Of course, with a finite number of transaction types, this is easy, right? Well, not even then. Because you don't redeem these things when you _receive_ them. You redeem them when you _spend_ them. There's no easy solution here; most likely the clients will have to do a one-time sweep of receptions that it knows how to complete to an unencumbered transaction input, so that they can be spent without having to gather a bunch of documents. But at the very minimum, a very challenging experience compared to cash, or even the "standard" transaction inputs.
It's not "nearly impossible", but it's not _easy_ either. You really need to store all inputs for a given address since the genesis block to obtain the balance of this address. You cannot get that information from elsewhere (apart from 3rd party APIs but then you have to trust the 3rd party, kind of defeating the purpose of Bitcoin).
IMHO this is the least of Bitcoin's problems. My grandmother doesn't understand the internals of the internet, just like she won't understand the internals of Bitcoin.
Additionally, with BIP-16 (P2SH) and BIP-70 (payment protocol) it is up to the recipient to provide the spend script. Presumably my wallet won't generate a script it doesn't understand. If the wallet doesn't track the required information, whether that's your private key or something more complex, of course you're going to have problems.
The author does appear to be anonymous. By the systematic lack of articles (a lot of noun phrases seem to be missing "the"), I would guess a speaker of a Slavic language. Possibly Polish, given the DNS.
I am very curious about the same. I did a whois on the domain, and its information is protected, of course. The DNS is in Poland, and the site runs on Digital Ocean (Netherland IP). I am guessing he/she is European. But other than that...
The escrow mechanism strikes me as particularly powerful; it's like traditional escrow but even better because the buyer doesn't quite give up control, and the seller knows that the escrow company can't just disappear with their funds.
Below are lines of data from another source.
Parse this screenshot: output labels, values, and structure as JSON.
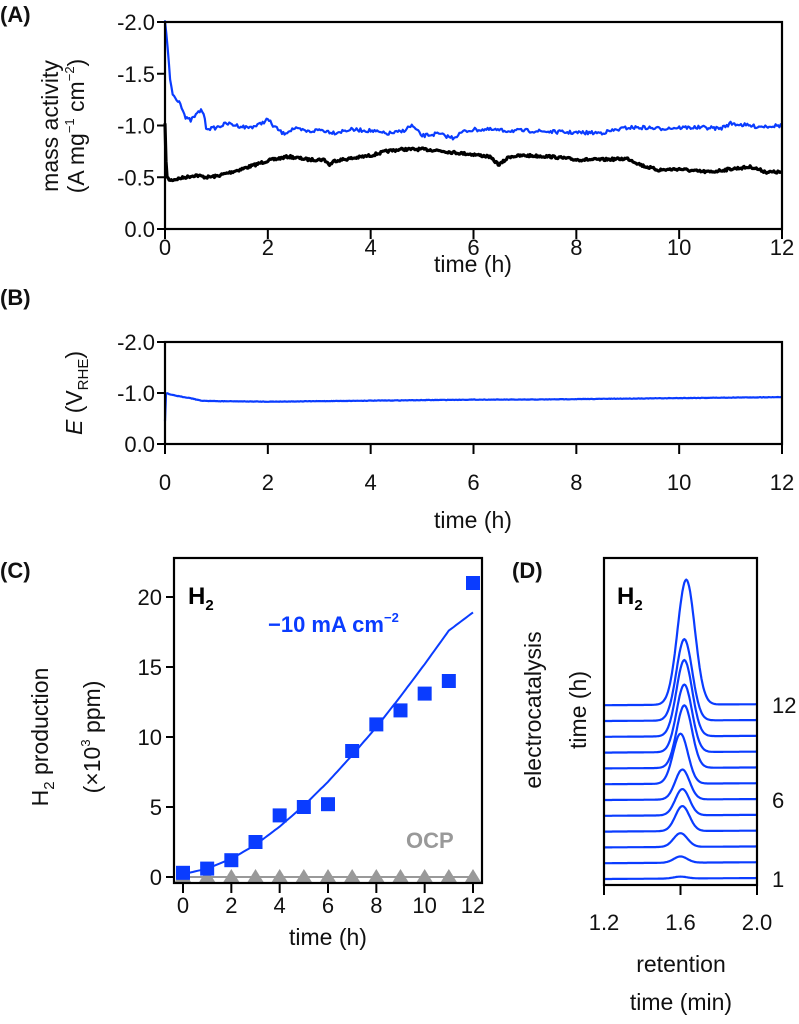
{
  "colors": {
    "blue": "#0a3cff",
    "black": "#000000",
    "gray": "#999999"
  },
  "panels": {
    "A": {
      "label": "(A)"
    },
    "B": {
      "label": "(B)"
    },
    "C": {
      "label": "(C)"
    },
    "D": {
      "label": "(D)"
    }
  },
  "chart_data": [
    {
      "id": "A",
      "type": "line",
      "title": "",
      "xlabel": "time (h)",
      "ylabel_line1": "mass activity",
      "ylabel_line2_parts": [
        "(A mg",
        "−1",
        " cm",
        "−2",
        ")"
      ],
      "xlim": [
        0,
        12
      ],
      "ylim": [
        0.0,
        -2.0
      ],
      "xticks": [
        0,
        2,
        4,
        6,
        8,
        10,
        12
      ],
      "xtick_labels": [
        "0",
        "2",
        "4",
        "6",
        "8",
        "10",
        "12"
      ],
      "yticks": [
        -2.0,
        -1.5,
        -1.0,
        -0.5,
        0.0
      ],
      "ytick_labels": [
        "-2.0",
        "-1.5",
        "-1.0",
        "-0.5",
        "0.0"
      ],
      "grid": false,
      "series": [
        {
          "name": "blue trace",
          "color": "blue",
          "x": [
            0,
            0.05,
            0.1,
            0.15,
            0.2,
            0.3,
            0.4,
            0.5,
            0.6,
            0.7,
            0.75,
            0.8,
            0.9,
            1.0,
            1.2,
            1.4,
            1.6,
            1.8,
            2.0,
            2.1,
            2.3,
            2.5,
            2.8,
            3.0,
            3.3,
            3.6,
            4.0,
            4.3,
            4.6,
            4.8,
            5.0,
            5.3,
            5.6,
            5.8,
            6.0,
            6.3,
            6.6,
            7.0,
            7.5,
            8.0,
            8.5,
            9.0,
            9.3,
            9.6,
            10.0,
            10.5,
            10.8,
            11.0,
            11.5,
            12.0
          ],
          "y": [
            -2.0,
            -1.75,
            -1.45,
            -1.3,
            -1.27,
            -1.22,
            -1.07,
            -1.05,
            -1.1,
            -1.15,
            -1.12,
            -0.98,
            -0.97,
            -0.98,
            -1.02,
            -1.0,
            -0.98,
            -1.0,
            -1.06,
            -1.0,
            -0.92,
            -0.97,
            -0.94,
            -0.96,
            -0.93,
            -0.96,
            -0.95,
            -0.92,
            -0.94,
            -1.0,
            -0.9,
            -0.92,
            -0.88,
            -0.94,
            -0.96,
            -0.96,
            -0.95,
            -0.95,
            -0.94,
            -0.93,
            -0.93,
            -0.98,
            -0.98,
            -0.97,
            -0.98,
            -0.98,
            -0.97,
            -1.02,
            -0.99,
            -1.0
          ]
        },
        {
          "name": "black trace",
          "color": "black",
          "x": [
            0,
            0.03,
            0.1,
            0.3,
            0.6,
            0.8,
            1.0,
            1.5,
            2.0,
            2.4,
            2.8,
            3.1,
            3.2,
            3.3,
            3.6,
            4.0,
            4.3,
            4.6,
            5.0,
            5.3,
            5.6,
            6.0,
            6.3,
            6.5,
            6.7,
            7.0,
            7.5,
            8.0,
            8.5,
            9.0,
            9.3,
            9.6,
            10.0,
            10.3,
            10.6,
            11.0,
            11.4,
            11.7,
            12.0
          ],
          "y": [
            -1.0,
            -0.5,
            -0.47,
            -0.49,
            -0.52,
            -0.5,
            -0.51,
            -0.58,
            -0.66,
            -0.7,
            -0.67,
            -0.67,
            -0.62,
            -0.66,
            -0.68,
            -0.71,
            -0.75,
            -0.77,
            -0.77,
            -0.76,
            -0.74,
            -0.72,
            -0.7,
            -0.62,
            -0.7,
            -0.71,
            -0.7,
            -0.67,
            -0.67,
            -0.68,
            -0.61,
            -0.57,
            -0.58,
            -0.56,
            -0.55,
            -0.58,
            -0.6,
            -0.55,
            -0.55
          ]
        }
      ]
    },
    {
      "id": "B",
      "type": "line",
      "title": "",
      "xlabel": "time (h)",
      "ylabel_parts": [
        "E",
        " (V",
        "RHE",
        ")"
      ],
      "xlim": [
        0,
        12
      ],
      "ylim": [
        0.0,
        -2.0
      ],
      "xticks": [
        0,
        2,
        4,
        6,
        8,
        10,
        12
      ],
      "xtick_labels": [
        "0",
        "2",
        "4",
        "6",
        "8",
        "10",
        "12"
      ],
      "yticks": [
        -2.0,
        -1.0,
        0.0
      ],
      "ytick_labels": [
        "-2.0",
        "-1.0",
        "0.0"
      ],
      "grid": false,
      "series": [
        {
          "name": "potential",
          "color": "blue",
          "x": [
            0,
            0.01,
            0.03,
            0.1,
            0.3,
            0.5,
            0.7,
            1.0,
            2.0,
            3.0,
            4.0,
            5.0,
            6.0,
            7.0,
            8.0,
            9.0,
            10.0,
            11.0,
            12.0
          ],
          "y": [
            -0.45,
            -0.95,
            -1.0,
            -0.97,
            -0.93,
            -0.9,
            -0.85,
            -0.84,
            -0.83,
            -0.84,
            -0.85,
            -0.86,
            -0.87,
            -0.87,
            -0.88,
            -0.89,
            -0.9,
            -0.91,
            -0.92
          ]
        }
      ]
    },
    {
      "id": "C",
      "type": "scatter",
      "title": "",
      "annotation_species": "H",
      "annotation_species_sub": "2",
      "annotation_current": "−10 mA cm",
      "annotation_current_sup": "−2",
      "annotation_ocp": "OCP",
      "xlabel": "time (h)",
      "ylabel_line1_parts": [
        "H",
        "2",
        " production"
      ],
      "ylabel_line2_parts": [
        "(×10",
        "3",
        " ppm)"
      ],
      "xlim": [
        0,
        12
      ],
      "ylim": [
        0,
        20
      ],
      "xticks": [
        0,
        2,
        4,
        6,
        8,
        10,
        12
      ],
      "xtick_labels": [
        "0",
        "2",
        "4",
        "6",
        "8",
        "10",
        "12"
      ],
      "yticks": [
        0,
        5,
        10,
        15,
        20
      ],
      "ytick_labels": [
        "0",
        "5",
        "10",
        "15",
        "20"
      ],
      "grid": false,
      "series": [
        {
          "name": "−10 mA cm−2",
          "marker": "square",
          "color": "blue",
          "x": [
            0,
            1,
            2,
            3,
            4,
            5,
            6,
            7,
            8,
            9,
            10,
            11,
            12
          ],
          "y": [
            0.3,
            0.6,
            1.2,
            2.5,
            4.4,
            5.0,
            5.2,
            9.0,
            10.9,
            11.9,
            13.1,
            14.0,
            21.0
          ]
        },
        {
          "name": "fit",
          "type": "line",
          "color": "blue",
          "x": [
            0,
            1,
            2,
            3,
            4,
            5,
            6,
            7,
            8,
            9,
            10,
            11,
            12
          ],
          "y": [
            0.2,
            0.6,
            1.3,
            2.3,
            3.6,
            5.1,
            6.8,
            8.7,
            10.7,
            12.9,
            15.2,
            17.6,
            18.9
          ]
        },
        {
          "name": "OCP",
          "marker": "triangle",
          "color": "gray",
          "x": [
            0,
            1,
            2,
            3,
            4,
            5,
            6,
            7,
            8,
            9,
            10,
            11,
            12
          ],
          "y": [
            0,
            0,
            0,
            0,
            0,
            0,
            0,
            0,
            0,
            0,
            0,
            0,
            0
          ]
        }
      ]
    },
    {
      "id": "D",
      "type": "line",
      "title": "",
      "annotation_species": "H",
      "annotation_species_sub": "2",
      "xlabel_line1": "retention",
      "xlabel_line2": "time (min)",
      "ylabel_line1": "electrocatalysis",
      "ylabel_line2": "time (h)",
      "xlim": [
        1.2,
        2.0
      ],
      "xticks": [
        1.2,
        1.6,
        2.0
      ],
      "xtick_labels": [
        "1.2",
        "1.6",
        "2.0"
      ],
      "right_labels": [
        {
          "text": "12",
          "trace_hour": 12
        },
        {
          "text": "6",
          "trace_hour": 6
        },
        {
          "text": "1",
          "trace_hour": 1
        }
      ],
      "grid": false,
      "series_note": "stacked chromatograms offset vertically by electrocatalysis time; peak relative heights",
      "traces": [
        {
          "hour": 1,
          "peak_center": 1.6,
          "peak_height": 0.015
        },
        {
          "hour": 2,
          "peak_center": 1.6,
          "peak_height": 0.05
        },
        {
          "hour": 3,
          "peak_center": 1.6,
          "peak_height": 0.11
        },
        {
          "hour": 4,
          "peak_center": 1.61,
          "peak_height": 0.2
        },
        {
          "hour": 5,
          "peak_center": 1.61,
          "peak_height": 0.21
        },
        {
          "hour": 6,
          "peak_center": 1.61,
          "peak_height": 0.24
        },
        {
          "hour": 7,
          "peak_center": 1.6,
          "peak_height": 0.4
        },
        {
          "hour": 8,
          "peak_center": 1.62,
          "peak_height": 0.5
        },
        {
          "hour": 9,
          "peak_center": 1.62,
          "peak_height": 0.54
        },
        {
          "hour": 10,
          "peak_center": 1.62,
          "peak_height": 0.61
        },
        {
          "hour": 11,
          "peak_center": 1.62,
          "peak_height": 0.65
        },
        {
          "hour": 12,
          "peak_center": 1.63,
          "peak_height": 1.0
        }
      ]
    }
  ]
}
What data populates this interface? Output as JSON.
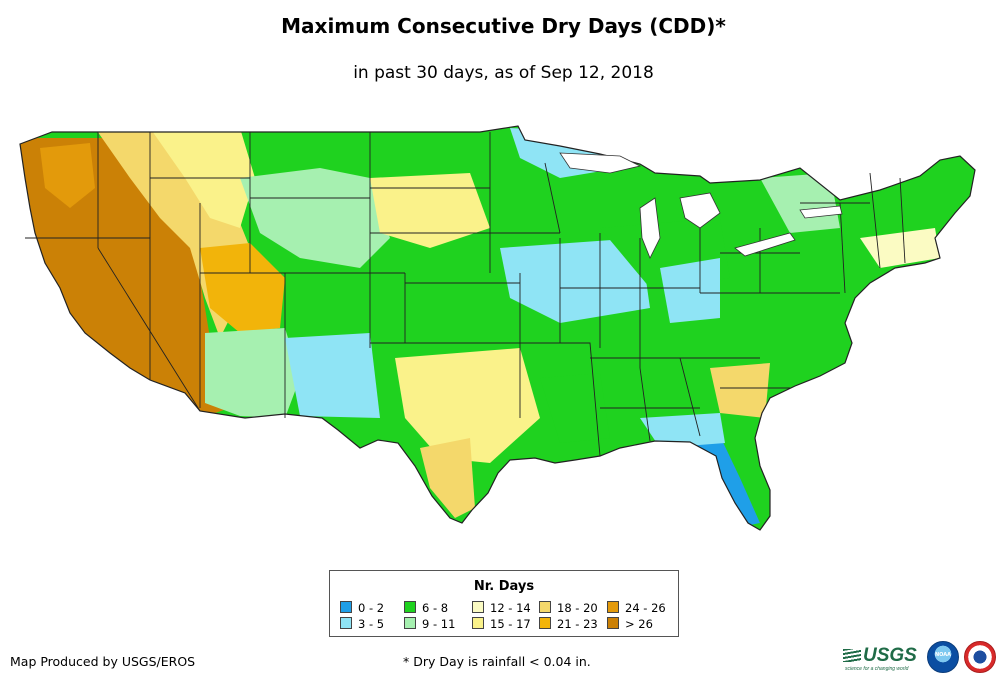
{
  "title": "Maximum Consecutive Dry Days (CDD)*",
  "subtitle": "in past 30 days, as of Sep 12, 2018",
  "legend": {
    "title": "Nr. Days",
    "items": [
      {
        "label": "0 - 2",
        "color": "#1f9fe8"
      },
      {
        "label": "3 - 5",
        "color": "#8fe4f5"
      },
      {
        "label": "6 - 8",
        "color": "#1fd21f"
      },
      {
        "label": "9 - 11",
        "color": "#a6f0b0"
      },
      {
        "label": "12 - 14",
        "color": "#fbfbc3"
      },
      {
        "label": "15 - 17",
        "color": "#faf28a"
      },
      {
        "label": "18 - 20",
        "color": "#f4d86b"
      },
      {
        "label": "21 - 23",
        "color": "#f2b40a"
      },
      {
        "label": "24 - 26",
        "color": "#e39a0b"
      },
      {
        "label": "> 26",
        "color": "#cb8106"
      }
    ]
  },
  "credit": "Map Produced by USGS/EROS",
  "footnote": "* Dry Day is rainfall < 0.04 in.",
  "logos": {
    "usgs": "USGS",
    "usgs_tagline": "science for a changing world",
    "noaa": "NOAA"
  }
}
Activation of the escrow agreement can take minutes, rather than days or weeks for traditional escrow (usually involving wire transfers), once the escrow agreement is set up.
It doesn't solve the problem of the escrow company being in cahoots with one of the parties, but I believe the mechanism can be extended to N-way escrow where multiple escrow companies could be arbiters over the transaction. Then the buyer and seller can both have a trusted escrow company in the transaction and know that their interests are indeed being represented, and the escrow companies can determine if the other escrow company is one that they trust as well, before committing to fulfilling a transaction.